Python Pandas:在多个条件下合并数据框

编程入门 行业动态 更新时间:2024-10-27 20:35:04
本文介绍了Python Pandas:在多个条件下合并数据框的处理方法,对大家解决问题具有一定的参考价值,需要的朋友们下面随着小编来一起学习吧! 问题描述

我希望合并在多种情况下通过sql获取的数据帧.

I wish to merge data frames as fetched via sql under multiple condition.

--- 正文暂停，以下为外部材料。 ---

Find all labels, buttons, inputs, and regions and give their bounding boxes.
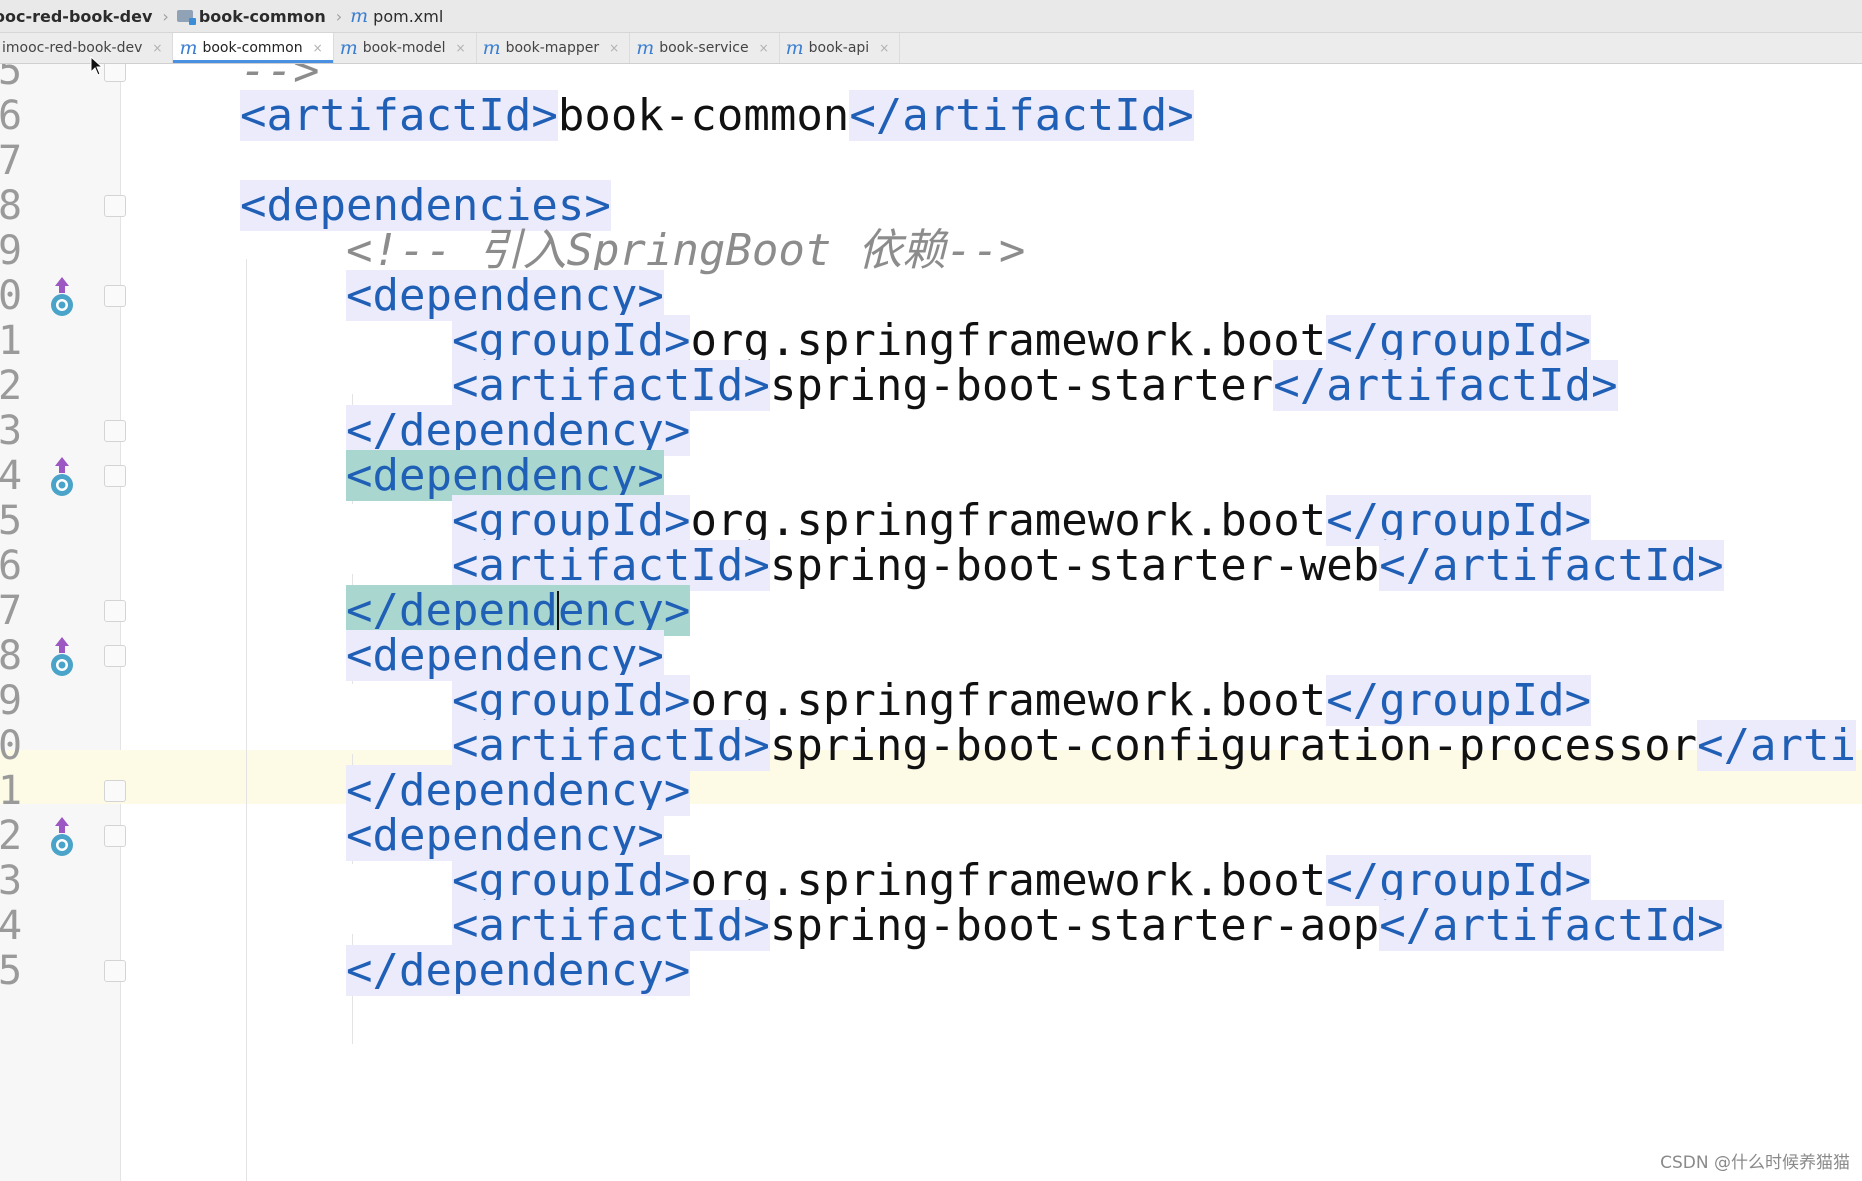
- breadcrumb-label: pom.xml: [373, 6, 444, 26]
- fold-marker[interactable]: [104, 64, 126, 82]
- maven-icon: m: [482, 36, 501, 59]
- chevron-right-icon: ›: [335, 6, 343, 26]
- maven-icon: m: [339, 36, 358, 59]
- maven-dependency-icon[interactable]: [48, 815, 76, 859]
- fold-marker[interactable]: [104, 645, 126, 667]
- fold-marker[interactable]: [104, 600, 126, 622]
- mouse-pointer-icon: [90, 56, 104, 76]
- close-icon[interactable]: ×: [759, 41, 769, 55]
- breadcrumb: ooc-red-book-dev › book-common › m pom.x…: [0, 0, 1862, 33]
- breadcrumb-label: ooc-red-book-dev: [0, 6, 153, 26]
- tab-label: book-api: [808, 40, 870, 56]
- tab-book-model[interactable]: m book-model ×: [334, 33, 477, 63]
- close-icon[interactable]: ×: [456, 41, 466, 55]
- maven-icon: m: [636, 36, 655, 59]
- tab-label: imooc-red-book-dev: [2, 40, 143, 56]
- editor-tab-bar: imooc-red-book-dev × m book-common × m b…: [0, 33, 1862, 64]
- fold-marker[interactable]: [104, 825, 126, 847]
- code-line[interactable]: 5 </dependency>: [0, 944, 1862, 998]
- breadcrumb-item-project[interactable]: ooc-red-book-dev: [0, 7, 162, 26]
- tab-label: book-model: [362, 40, 446, 56]
- fold-marker[interactable]: [104, 420, 126, 442]
- tab-imooc-red-book-dev[interactable]: imooc-red-book-dev ×: [0, 33, 174, 63]
- code-editor[interactable]: 5 --> 6 <artifactId>book-common</artifac…: [0, 64, 1862, 1181]
- fold-marker[interactable]: [104, 195, 126, 217]
- tab-book-service[interactable]: m book-service ×: [630, 33, 780, 63]
- close-icon[interactable]: ×: [313, 41, 323, 55]
- chevron-right-icon: ›: [162, 6, 169, 26]
- tab-book-api[interactable]: m book-api ×: [780, 33, 901, 63]
- close-icon[interactable]: ×: [609, 41, 619, 55]
- close-icon[interactable]: ×: [879, 41, 889, 55]
- breadcrumb-label: book-common: [198, 6, 326, 26]
- tab-book-common[interactable]: m book-common ×: [173, 33, 334, 63]
- module-folder-icon: [176, 10, 196, 25]
- watermark: CSDN @什么时候养猫猫: [1660, 1153, 1850, 1173]
- fold-marker[interactable]: [104, 285, 126, 307]
- line-number: 5: [0, 948, 23, 994]
- fold-marker[interactable]: [104, 465, 126, 487]
- close-icon[interactable]: ×: [152, 41, 162, 55]
- maven-icon: m: [785, 36, 804, 59]
- maven-icon: m: [179, 36, 198, 59]
- maven-icon: m: [350, 4, 369, 27]
- maven-dependency-icon[interactable]: [48, 275, 76, 319]
- fold-marker[interactable]: [104, 780, 126, 802]
- fold-marker[interactable]: [104, 960, 126, 982]
- tab-label: book-service: [659, 40, 749, 56]
- maven-dependency-icon[interactable]: [48, 455, 76, 499]
- maven-dependency-icon[interactable]: [48, 635, 76, 679]
- code-text: </dependency>: [346, 945, 691, 996]
- tab-book-mapper[interactable]: m book-mapper ×: [477, 33, 631, 63]
- tab-label: book-common: [202, 40, 303, 56]
- tab-label: book-mapper: [505, 40, 600, 56]
- breadcrumb-item-module[interactable]: book-common: [176, 6, 336, 26]
- xml-tag: /dependency: [372, 945, 664, 996]
- breadcrumb-item-file[interactable]: m pom.xml: [350, 4, 453, 27]
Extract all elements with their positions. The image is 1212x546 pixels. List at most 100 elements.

  • df1:第一个df包含客户ID,群集ID和客户区域ID.
  • 第二个df包含投诉ID,注册号.

df1和df2如下所示:

The df1 and df2 are shown below:

df1

Customer ID Cluster ID Customer Zone ID CUS1001.A CUS1001.X CUS1000 CUS1001.B CUS1001.X CUS1000 CUS1001.C CUS1001.X CUS1000 CUS1001.D CUS1001.X CUS1000 CUS1001.E CUS1001.X CUS1000 CUS2001.A CUS2001.X CUS2000

df2:

Complain ID RegistrationNumber Status CUS3501.A 99231 open CUS1001.B 21340 open CUS1001.X 32100 open

我希望在满足以下条件的情况下合并这两个数据框:

I wish to merge these two data frame with following condition:

if(Complain ID == Customer ID): Merge on Customer ID Elif(Complain ID == Cluster ID): Merge on Customer ID Elif (Complain ID == Customer Zone ID): Merge on Customer ID Else: Merge empty row.

最终结果应如下所示:

Customer ID Cluster ID Customer Zone ID Complain ID Regi ID Status CUS1001.A CUS1001.X CUS1000 CUS1001.X 32100 open CUS1001.B CUS1001.X CUS1000 CUS1001.B 21340 open CUS1001.C CUS1001.X CUS1000 CUS1001.X 32100 open . . . . . . . . . . . . CUS2001.A CUS2001.X CUS2000 0 0 0

请帮助!

推荐答案

尝试使用... ...使用pandas:melt,merge和concat

Try this ...using pandas: melt, merge and concat

df=pd.melt(df1) df=df.merge(df2,left_on='value',right_on='Complain ID',how='left') df['number']=df.groupby('variable').cumcount() df=df.groupby('number').bfill() Target=pd.concat([df1,df.iloc[:5,2:6]],axis=1).fillna(0).drop('number',axis=1) Target Out[39]: Customer ID Cluster ID Customer Zone ID Complain ID RegistrationNumber \ 0 CUS1001.A CUS1001.X CUS1000 CUS1001.X 32100.0 1 CUS1001.B CUS1001.X CUS1000 CUS1001.B 21340.0 2 CUS1001.C CUS1001.X CUS1000 CUS1001.X 32100.0 3 CUS1001.D CUS1001.X CUS1000 CUS1001.X 32100.0 4 CUS1001.E CUS1001.X CUS1000 CUS1001.X 32100.0 5 CUS2001.A CUS2001.X CUS2000 0 0.0 Status 0 open 1 open 2 open 3 open 4 open 5 0

更新 通过使用numpy的intersect1d,我个人比以前更喜欢这种方法.

Update By using numpy's intersect1d, Personally I like this approach most than the previous one .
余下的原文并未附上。